拷問者の影(新装版 新しい太陽の書1) (ハヤカワ文庫SF)

拷問者の影(新装版 新しい太陽の書1) (ハヤカワ文庫SF)

遙か遠未来、老いた惑星ウールスで〈拷問者組合〉の徒弟として働くセヴェリアンは、反逆者に荷担した疑いで捕らえられた貴婦人セクラに恋をする。組合の厳格な掟を破り、セクラに速やかな死を許したセヴェリアンは、〈拷問者組合〉を追われ、死にゆく世界を彷徨することとなる……。巨匠ウルフが持てる技巧の限りを尽くし構築した華麗なる異世界で展開される、SF/ファンタジイ史上最高のシリーズ。

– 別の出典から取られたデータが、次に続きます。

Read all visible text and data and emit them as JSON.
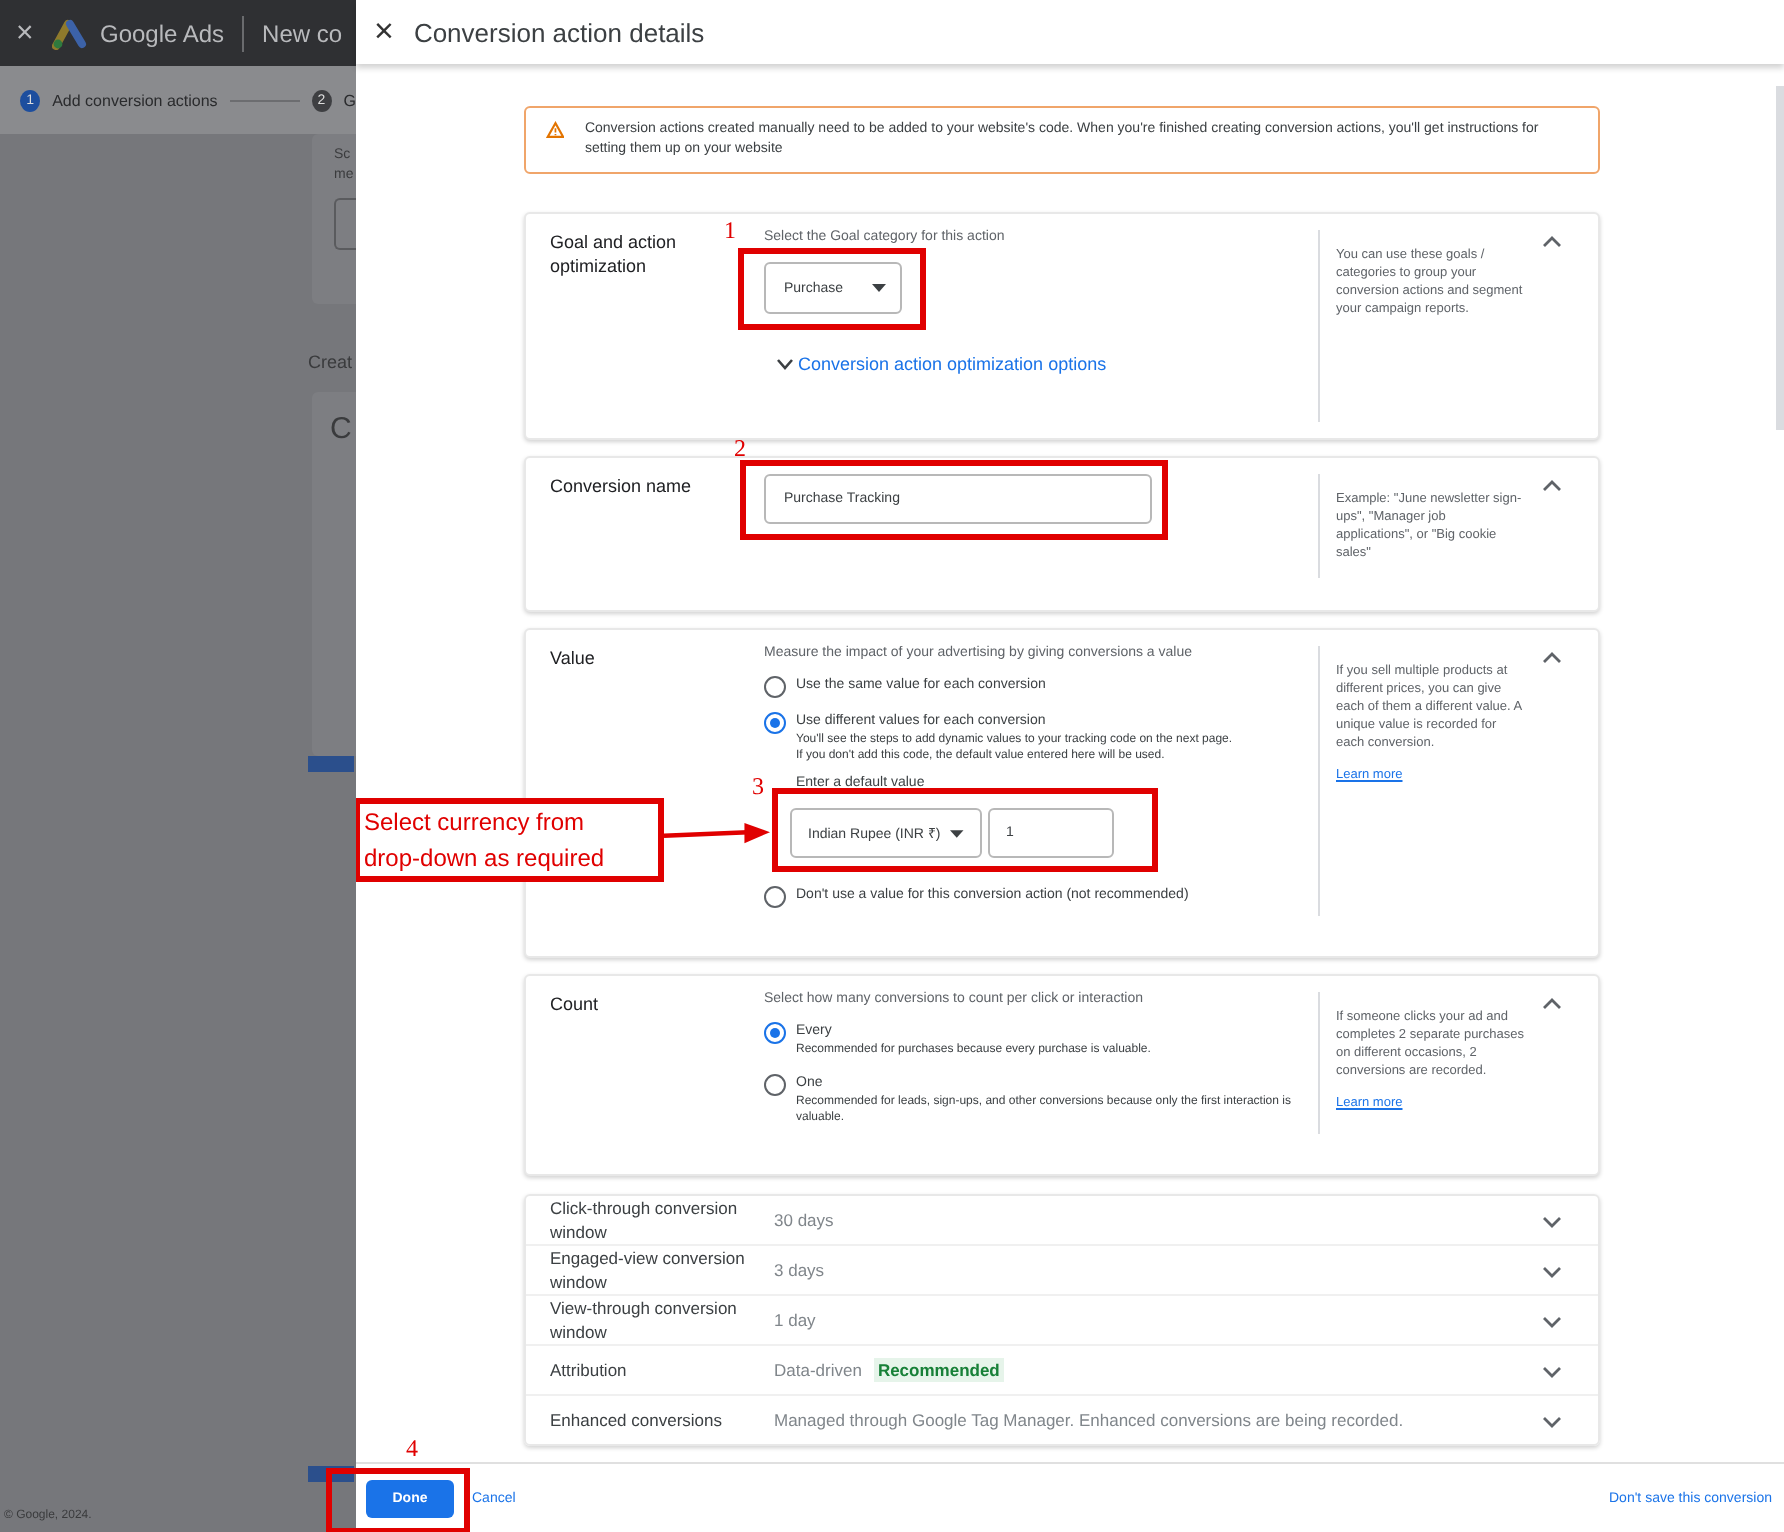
{
  "background_page": {
    "close": "×",
    "brand": "Google Ads",
    "page_title": "New co",
    "steps": [
      {
        "number": "1",
        "label": "Add conversion actions",
        "selected": true
      },
      {
        "number": "2",
        "label": "G",
        "selected": false
      }
    ],
    "card_lines": [
      "Sc",
      "me"
    ],
    "section_heading": "Creat",
    "card_heading": "C",
    "copyright": "© Google, 2024."
  },
  "dialog": {
    "close": "×",
    "title": "Conversion action details"
  },
  "notice": "Conversion actions created manually need to be added to your website's code. When you're finished creating conversion actions, you'll get instructions for setting them up on your website",
  "sections": [
    {
      "kind": "goal",
      "label": "Goal and action optimization",
      "expanded": true,
      "annotation": "1",
      "prompt": "Select the Goal category for this action",
      "dropdown": "Purchase",
      "link": "Conversion action optimization options",
      "help": "You can use these goals / categories to group your conversion actions and segment your campaign reports."
    },
    {
      "kind": "name",
      "label": "Conversion name",
      "expanded": true,
      "annotation": "2",
      "value": "Purchase Tracking",
      "help": "Example: \"June newsletter sign-ups\", \"Manager job applications\", or \"Big cookie sales\""
    },
    {
      "kind": "choice",
      "label": "Value",
      "expanded": true,
      "prompt": "Measure the impact of your advertising by giving conversions a value",
      "options": [
        {
          "label": "Use the same value for each conversion",
          "selected": false
        },
        {
          "label": "Use different values for each conversion",
          "selected": true,
          "description": "You'll see the steps to add dynamic values to your tracking code on the next page.\nIf you don't add this code, the default value entered here will be used.",
          "default_value": {
            "label": "Enter a default value",
            "currency": "Indian Rupee (INR ₹)",
            "amount": "1",
            "annotation": "3",
            "callout": "Select currency from drop-down as required"
          }
        },
        {
          "label": "Don't use a value for this conversion action (not recommended)",
          "selected": false
        }
      ],
      "help": "If you sell multiple products at different prices, you can give each of them a different value. A unique value is recorded for each conversion.",
      "learn_more": "Learn more"
    },
    {
      "kind": "choice",
      "label": "Count",
      "expanded": true,
      "prompt": "Select how many conversions to count per click or interaction",
      "options": [
        {
          "label": "Every",
          "selected": true,
          "description": "Recommended for purchases because every purchase is valuable."
        },
        {
          "label": "One",
          "selected": false,
          "description": "Recommended for leads, sign-ups, and other conversions because only the first interaction is valuable."
        }
      ],
      "help": "If someone clicks your ad and completes 2 separate purchases on different occasions, 2 conversions are recorded.",
      "learn_more": "Learn more"
    }
  ],
  "settings": [
    {
      "label": "Click-through conversion window",
      "value": "30 days",
      "expanded": false
    },
    {
      "label": "Engaged-view conversion window",
      "value": "3 days",
      "expanded": false
    },
    {
      "label": "View-through conversion window",
      "value": "1 day",
      "expanded": false
    },
    {
      "label": "Attribution",
      "value": "Data-driven",
      "badge": "Recommended",
      "expanded": false
    },
    {
      "label": "Enhanced conversions",
      "value": "Managed through Google Tag Manager. Enhanced conversions are being recorded.",
      "expanded": false
    }
  ],
  "footer": {
    "done": "Done",
    "annotation": "4",
    "cancel": "Cancel",
    "discard": "Don't save this conversion"
  }
}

新装版でついに開幕(Amazonの紹介文より)

初回版を2冊ずつ、数年前の復刊版を1冊ずつ、計3セットも持ってるのに未読だった「新しい太陽の書」ですが、今回新装版が出たのでようやく初読みしたしだい(遅いよ…)。まあ、冷静に考えたら手持ちのやつを4巻まで読んで、新たに出る5巻だけ買えばいいんだけど、そこはそれ小畑健の表紙も欲しいし。

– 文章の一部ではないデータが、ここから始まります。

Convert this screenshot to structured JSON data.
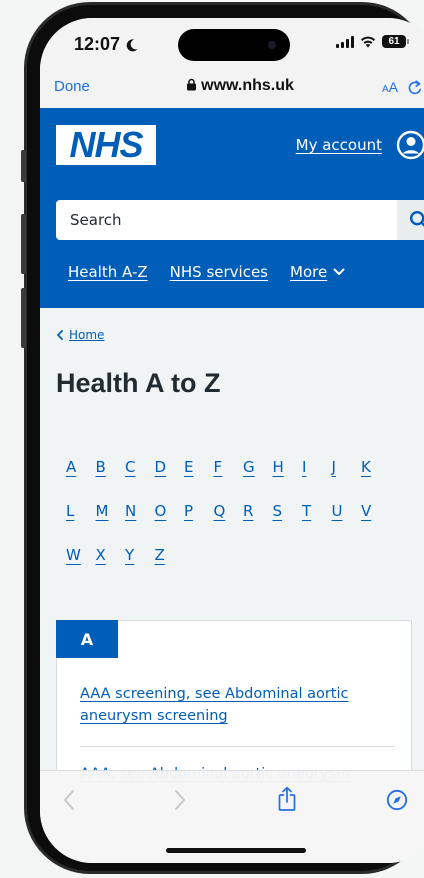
{
  "status_bar": {
    "time": "12:07",
    "battery": "61"
  },
  "browser": {
    "done_label": "Done",
    "url": "www.nhs.uk",
    "text_size_label": "AA"
  },
  "header": {
    "logo_text": "NHS",
    "account_label": "My account",
    "search_placeholder": "Search",
    "nav": {
      "health_az": "Health A-Z",
      "nhs_services": "NHS services",
      "more": "More"
    }
  },
  "breadcrumb": {
    "home_label": "Home"
  },
  "page": {
    "title": "Health A to Z"
  },
  "az": {
    "row1": [
      "A",
      "B",
      "C",
      "D",
      "E",
      "F",
      "G",
      "H",
      "I",
      "J",
      "K"
    ],
    "row2": [
      "L",
      "M",
      "N",
      "O",
      "P",
      "Q",
      "R",
      "S",
      "T",
      "U",
      "V"
    ],
    "row3": [
      "W",
      "X",
      "Y",
      "Z"
    ]
  },
  "section": {
    "letter": "A",
    "links": [
      "AAA screening, see Abdominal aortic aneurysm screening",
      "AAA, see Abdominal aortic aneurysm"
    ]
  },
  "colors": {
    "nhs_blue": "#005eb8",
    "page_background": "#f0f4f5",
    "ios_blue": "#1f6fe5"
  }
}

で、第1巻を読んだ感想ですが、中世を思わせる舞台設定は緻密で濃厚。拷問者という本来ならば忌み嫌われる仕事が一定のステータスを持ち、拷問者組合の徒弟がみな誇りを持って修行する、そんなウールスの社会通念というか世界の構造が面白い。あと、残虐な拷問シーンでさえもなぜか美しく感じさせてしまう濃密な描写の冴えは、さすがウルフと唸らされる。ストーリーの面白さもさることながら、この死と謎に満ちた美しい世界にどっぷりと浸れるという意味で、読んでいて幸せな気分になれるのもいい。

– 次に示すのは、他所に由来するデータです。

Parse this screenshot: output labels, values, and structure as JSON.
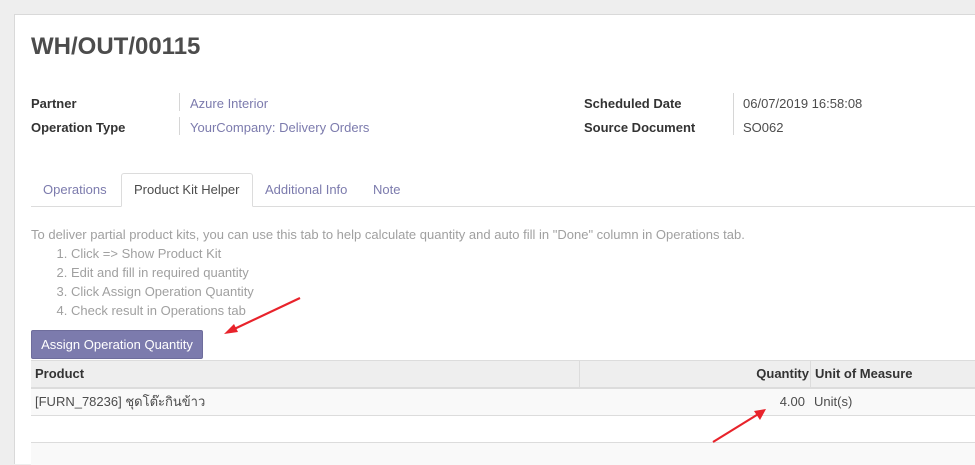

物語は、主人公のセヴェリアンが掟を破り彷徨の旅をまだ始めたところで、このあと彼がどのような運命を辿るのか楽しみなところ。主人公と旅を共にするドルカスもすごく気に入ったし。この「剣と魔法」風のファンタジーが、どのように「SF」に変質していくのかも楽しみだ。第1巻を読了した現時点では、あとがきで柳下毅一郎氏が書くように「20世紀最高のSFファンタジー」とまではさすがに思えないのだが、まあ、そこは次巻以降に期待ということで。